In questo fine maggio freddo e piovoso, mi è capitato di riprendere in mano un libro dedicato al mio paese e dove è possibile leggere i documenti che raccontano qualcosa della mia gente, nel senso latino di gens, o etrusco di clan, a partire dagli antenati di oltre tre secoli fa.
I Vaselli erano e rimasero mezzadri, coltivavano terre di cui non erano e non divennero mai padroni.
Così bravi nel loro mestiere da consegnare al padrone di turno sempre più di quello che si aspettava, così bravi che la parte di raccolto che potevano trattenere era sufficiente a garantire loro un tenore di vita migliore di quello degli altri mezzadri.
Così bravi da meritare di pagare anche le tasse ai padroni dei padroni, che prima erano i granduchi di Toscana e poi i re d'Italia.
Erano talmente bravi nel loro mestiere che i padroni avevano bisogno di loro, li chiamavano alla loro presenza e qualche volta li invitavano a tavola. Ma durava poco.
La mia gente era umile ma non serva, parlava francamente e con rispetto del comune seppur diverso interesse, per cui i padroni prima o poi non li invitavano più a tavola con loro, tanto per rimarcare la differenza: caro Vaselli, sei bravo si, ma non illuderti di essere nostro pari.
Neanche gli altri, mezzadri o bifolchi che fossero, amavano la mia gente: quando i Vaselli erano in auge erano ritenuti superbi che era meglio temere, e quando non erano in auge si mormorava che lo meritassero, per aver voluto puntare troppo in alto.
Il ramo principale dei Vaselli coltivò sempre il podere di Fonteluco, il più grande e più bello del Pian della Bestina, e i rami cadetti coltivarono molti dei poderi a qualche ora di cammino, intorno al paese di Serre di Rapolano.
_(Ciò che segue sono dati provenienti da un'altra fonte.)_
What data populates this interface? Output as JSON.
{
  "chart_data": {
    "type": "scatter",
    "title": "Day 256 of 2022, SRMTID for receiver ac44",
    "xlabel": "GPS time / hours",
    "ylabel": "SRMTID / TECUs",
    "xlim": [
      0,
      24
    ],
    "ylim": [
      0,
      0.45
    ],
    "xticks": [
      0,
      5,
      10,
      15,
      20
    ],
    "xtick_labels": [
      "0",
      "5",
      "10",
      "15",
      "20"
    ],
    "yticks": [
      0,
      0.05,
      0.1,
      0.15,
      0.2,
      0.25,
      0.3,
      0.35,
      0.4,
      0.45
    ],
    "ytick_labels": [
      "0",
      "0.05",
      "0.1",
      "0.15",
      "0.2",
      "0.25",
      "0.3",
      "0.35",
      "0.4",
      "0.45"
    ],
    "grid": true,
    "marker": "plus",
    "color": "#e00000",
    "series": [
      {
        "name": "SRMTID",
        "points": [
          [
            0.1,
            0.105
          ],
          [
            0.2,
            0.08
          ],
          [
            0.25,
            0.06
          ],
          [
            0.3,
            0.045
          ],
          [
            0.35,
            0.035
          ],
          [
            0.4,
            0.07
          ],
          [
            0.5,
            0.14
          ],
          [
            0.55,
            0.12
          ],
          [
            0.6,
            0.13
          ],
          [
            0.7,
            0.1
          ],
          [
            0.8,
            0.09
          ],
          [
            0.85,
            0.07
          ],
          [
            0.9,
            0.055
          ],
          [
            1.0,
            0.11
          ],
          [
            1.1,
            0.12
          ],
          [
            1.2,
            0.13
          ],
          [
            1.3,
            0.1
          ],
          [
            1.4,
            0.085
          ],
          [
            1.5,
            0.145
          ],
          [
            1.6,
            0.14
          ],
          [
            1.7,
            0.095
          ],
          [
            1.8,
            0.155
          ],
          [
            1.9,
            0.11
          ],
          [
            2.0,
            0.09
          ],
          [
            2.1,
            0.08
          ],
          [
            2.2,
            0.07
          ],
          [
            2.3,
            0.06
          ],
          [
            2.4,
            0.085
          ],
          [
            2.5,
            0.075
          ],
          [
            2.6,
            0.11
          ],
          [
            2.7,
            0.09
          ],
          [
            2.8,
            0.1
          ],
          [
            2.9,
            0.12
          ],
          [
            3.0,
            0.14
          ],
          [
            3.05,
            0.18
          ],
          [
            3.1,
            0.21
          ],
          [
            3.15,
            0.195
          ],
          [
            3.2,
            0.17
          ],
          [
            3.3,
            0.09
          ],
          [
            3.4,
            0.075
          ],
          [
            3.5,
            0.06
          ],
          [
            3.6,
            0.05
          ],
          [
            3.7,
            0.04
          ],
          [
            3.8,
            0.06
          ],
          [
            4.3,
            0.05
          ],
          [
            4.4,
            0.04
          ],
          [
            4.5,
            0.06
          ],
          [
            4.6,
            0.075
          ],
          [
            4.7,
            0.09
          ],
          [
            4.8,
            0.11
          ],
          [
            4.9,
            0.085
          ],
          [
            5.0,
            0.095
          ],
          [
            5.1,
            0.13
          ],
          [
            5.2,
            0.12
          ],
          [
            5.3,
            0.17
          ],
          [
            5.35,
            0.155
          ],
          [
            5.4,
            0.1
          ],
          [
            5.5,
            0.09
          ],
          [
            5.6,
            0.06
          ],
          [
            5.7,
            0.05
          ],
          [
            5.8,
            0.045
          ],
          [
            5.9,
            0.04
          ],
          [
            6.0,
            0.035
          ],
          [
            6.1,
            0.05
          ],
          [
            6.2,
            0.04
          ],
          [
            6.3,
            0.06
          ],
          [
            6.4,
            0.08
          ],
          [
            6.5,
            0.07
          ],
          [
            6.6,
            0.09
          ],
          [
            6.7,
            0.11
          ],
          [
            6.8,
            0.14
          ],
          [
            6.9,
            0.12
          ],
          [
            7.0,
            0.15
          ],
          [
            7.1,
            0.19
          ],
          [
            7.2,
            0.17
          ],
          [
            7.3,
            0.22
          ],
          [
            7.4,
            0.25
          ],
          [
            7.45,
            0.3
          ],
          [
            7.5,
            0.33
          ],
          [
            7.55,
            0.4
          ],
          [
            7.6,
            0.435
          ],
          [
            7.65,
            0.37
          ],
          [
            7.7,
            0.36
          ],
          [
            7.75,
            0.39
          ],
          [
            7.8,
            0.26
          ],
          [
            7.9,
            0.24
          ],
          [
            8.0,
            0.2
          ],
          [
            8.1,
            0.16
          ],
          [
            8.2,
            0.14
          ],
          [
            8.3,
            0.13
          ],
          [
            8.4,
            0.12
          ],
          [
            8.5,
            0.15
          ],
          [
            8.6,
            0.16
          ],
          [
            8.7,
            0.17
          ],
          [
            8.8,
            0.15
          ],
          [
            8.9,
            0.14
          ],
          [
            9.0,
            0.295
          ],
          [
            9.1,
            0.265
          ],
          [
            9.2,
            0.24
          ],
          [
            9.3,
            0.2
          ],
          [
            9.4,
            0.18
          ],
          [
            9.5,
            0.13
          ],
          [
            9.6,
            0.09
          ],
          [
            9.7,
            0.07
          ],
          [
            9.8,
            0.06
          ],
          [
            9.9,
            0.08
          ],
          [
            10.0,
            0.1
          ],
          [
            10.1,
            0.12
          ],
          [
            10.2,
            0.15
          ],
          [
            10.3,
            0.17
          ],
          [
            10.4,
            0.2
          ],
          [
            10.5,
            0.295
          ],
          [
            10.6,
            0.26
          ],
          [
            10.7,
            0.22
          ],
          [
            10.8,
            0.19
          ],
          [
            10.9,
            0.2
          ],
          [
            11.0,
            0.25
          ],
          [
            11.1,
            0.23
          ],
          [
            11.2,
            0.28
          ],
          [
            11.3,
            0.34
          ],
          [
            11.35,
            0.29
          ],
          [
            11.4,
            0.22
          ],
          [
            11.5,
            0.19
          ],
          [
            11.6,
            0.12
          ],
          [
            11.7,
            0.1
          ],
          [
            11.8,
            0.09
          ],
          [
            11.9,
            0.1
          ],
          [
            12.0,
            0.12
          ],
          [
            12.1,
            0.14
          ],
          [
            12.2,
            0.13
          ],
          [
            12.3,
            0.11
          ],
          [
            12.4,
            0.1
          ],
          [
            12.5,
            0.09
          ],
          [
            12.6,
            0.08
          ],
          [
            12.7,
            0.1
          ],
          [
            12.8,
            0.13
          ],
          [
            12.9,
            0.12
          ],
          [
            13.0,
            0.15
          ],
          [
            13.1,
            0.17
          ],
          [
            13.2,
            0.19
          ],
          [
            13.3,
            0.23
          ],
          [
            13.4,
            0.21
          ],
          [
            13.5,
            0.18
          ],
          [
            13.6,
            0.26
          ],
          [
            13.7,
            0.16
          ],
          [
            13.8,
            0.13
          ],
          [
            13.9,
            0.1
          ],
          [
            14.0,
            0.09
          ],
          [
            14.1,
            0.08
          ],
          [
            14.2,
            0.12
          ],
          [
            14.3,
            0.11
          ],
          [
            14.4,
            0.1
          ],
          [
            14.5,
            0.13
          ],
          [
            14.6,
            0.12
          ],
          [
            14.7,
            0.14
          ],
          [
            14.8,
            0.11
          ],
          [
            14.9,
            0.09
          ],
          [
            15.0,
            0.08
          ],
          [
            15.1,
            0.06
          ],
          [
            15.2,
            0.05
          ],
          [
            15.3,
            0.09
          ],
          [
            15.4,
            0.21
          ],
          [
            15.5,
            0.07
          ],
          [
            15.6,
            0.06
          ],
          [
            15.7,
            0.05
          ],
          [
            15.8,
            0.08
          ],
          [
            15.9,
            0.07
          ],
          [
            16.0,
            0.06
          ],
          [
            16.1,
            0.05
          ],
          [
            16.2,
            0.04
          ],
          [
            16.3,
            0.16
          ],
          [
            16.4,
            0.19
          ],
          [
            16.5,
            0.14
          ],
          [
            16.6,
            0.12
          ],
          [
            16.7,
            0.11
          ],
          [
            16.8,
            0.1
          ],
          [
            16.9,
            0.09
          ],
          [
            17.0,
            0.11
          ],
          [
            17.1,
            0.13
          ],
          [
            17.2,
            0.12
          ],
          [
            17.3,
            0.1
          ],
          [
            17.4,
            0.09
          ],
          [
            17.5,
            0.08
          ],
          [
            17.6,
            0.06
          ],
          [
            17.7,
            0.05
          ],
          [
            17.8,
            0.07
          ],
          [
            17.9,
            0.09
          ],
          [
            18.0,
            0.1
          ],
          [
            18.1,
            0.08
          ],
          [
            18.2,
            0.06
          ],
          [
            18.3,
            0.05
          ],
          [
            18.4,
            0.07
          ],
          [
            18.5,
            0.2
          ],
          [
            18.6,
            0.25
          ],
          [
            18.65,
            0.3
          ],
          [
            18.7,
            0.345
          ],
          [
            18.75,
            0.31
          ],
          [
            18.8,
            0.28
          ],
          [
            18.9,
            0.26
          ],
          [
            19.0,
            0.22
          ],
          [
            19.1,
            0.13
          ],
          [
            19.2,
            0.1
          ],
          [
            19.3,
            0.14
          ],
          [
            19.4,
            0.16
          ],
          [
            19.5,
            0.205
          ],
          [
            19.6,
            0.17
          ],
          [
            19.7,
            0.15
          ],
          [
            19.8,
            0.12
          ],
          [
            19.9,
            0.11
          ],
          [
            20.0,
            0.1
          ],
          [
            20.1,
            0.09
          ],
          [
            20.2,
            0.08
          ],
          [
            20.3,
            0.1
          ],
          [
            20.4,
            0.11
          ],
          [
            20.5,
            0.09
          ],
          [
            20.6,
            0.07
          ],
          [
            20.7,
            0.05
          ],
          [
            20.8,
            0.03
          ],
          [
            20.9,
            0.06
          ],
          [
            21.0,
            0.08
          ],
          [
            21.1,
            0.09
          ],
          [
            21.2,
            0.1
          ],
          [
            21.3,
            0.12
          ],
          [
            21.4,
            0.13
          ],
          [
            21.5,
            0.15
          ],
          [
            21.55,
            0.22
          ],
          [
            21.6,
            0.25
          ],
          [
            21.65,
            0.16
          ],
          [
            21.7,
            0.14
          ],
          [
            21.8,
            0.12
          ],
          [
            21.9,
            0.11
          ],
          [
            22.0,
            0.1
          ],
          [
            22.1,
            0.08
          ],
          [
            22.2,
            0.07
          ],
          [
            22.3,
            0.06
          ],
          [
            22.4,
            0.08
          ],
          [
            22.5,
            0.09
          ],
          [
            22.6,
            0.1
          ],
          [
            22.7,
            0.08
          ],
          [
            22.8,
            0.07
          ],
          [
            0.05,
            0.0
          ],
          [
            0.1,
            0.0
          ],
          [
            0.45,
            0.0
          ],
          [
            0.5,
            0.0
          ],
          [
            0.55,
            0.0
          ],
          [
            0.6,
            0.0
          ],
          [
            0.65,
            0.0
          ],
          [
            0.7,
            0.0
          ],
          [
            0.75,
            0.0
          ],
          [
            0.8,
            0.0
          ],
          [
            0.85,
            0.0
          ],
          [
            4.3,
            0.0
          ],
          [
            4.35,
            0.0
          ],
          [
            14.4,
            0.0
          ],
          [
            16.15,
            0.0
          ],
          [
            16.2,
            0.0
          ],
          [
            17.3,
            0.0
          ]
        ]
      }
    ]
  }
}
Erano un clan forte perchè numeroso, solidale.
Poi la filosofia socialista, arrivata nei paesi durante la generazione che precedette la mia, distrusse la famiglia come entità allargata e solidale, e successivamente la filosofia dei diritti uguali per tutti, arrivata con la mia generazione, provvide a disperdere le famiglie-clan: tanti mestieri e non più un solo mestiere di famiglia, tanti e tanti chilometri tra biscugini e cugini, tra zii e nipoti e poi tra padri e figli, e nipoti.
La generazione dopo la mia ha sostituito cento o duecento parenti con altrettanti amici, amici delle medie, del liceo, dell'università, ancora più dispersi nel mondo.
Una volta, per non sentirsi soli la sera, si poteva fare una camminata di qualche centinaio di metri per andare a trovare un cugino e parlare di lavoro, di salute, della festa da organizzare, o per raccontare cosa aveva fatto uno o l'altro.
Adesso ci si collega via internet con un amico, per parlare delle stesse cose, ma senza respirarsi addosso, senza una stretta di mano, "ciao, e mi raccomando, se ci fosse bisogno chiama, faccio cinquecento metri, pardon, cinquecento chilometri e arrivo subito".
Ed io ? Io sono rimasto mezzadro come i miei antenati, ho fatto rendere per conto di altri aziende che non ho mai posseduto ma ne ho ricavato abbastanza per far vivere bene i miei cari, sono stato invitato spesso a tavola dei vari padroni e poi allontanato, ma non ho potuto nè appartenere ad un clan di parenti nè avere un clan di amici.
Ma va bene così, purchè riesca a far durare il giochino del mezzadro fino all'ultimo.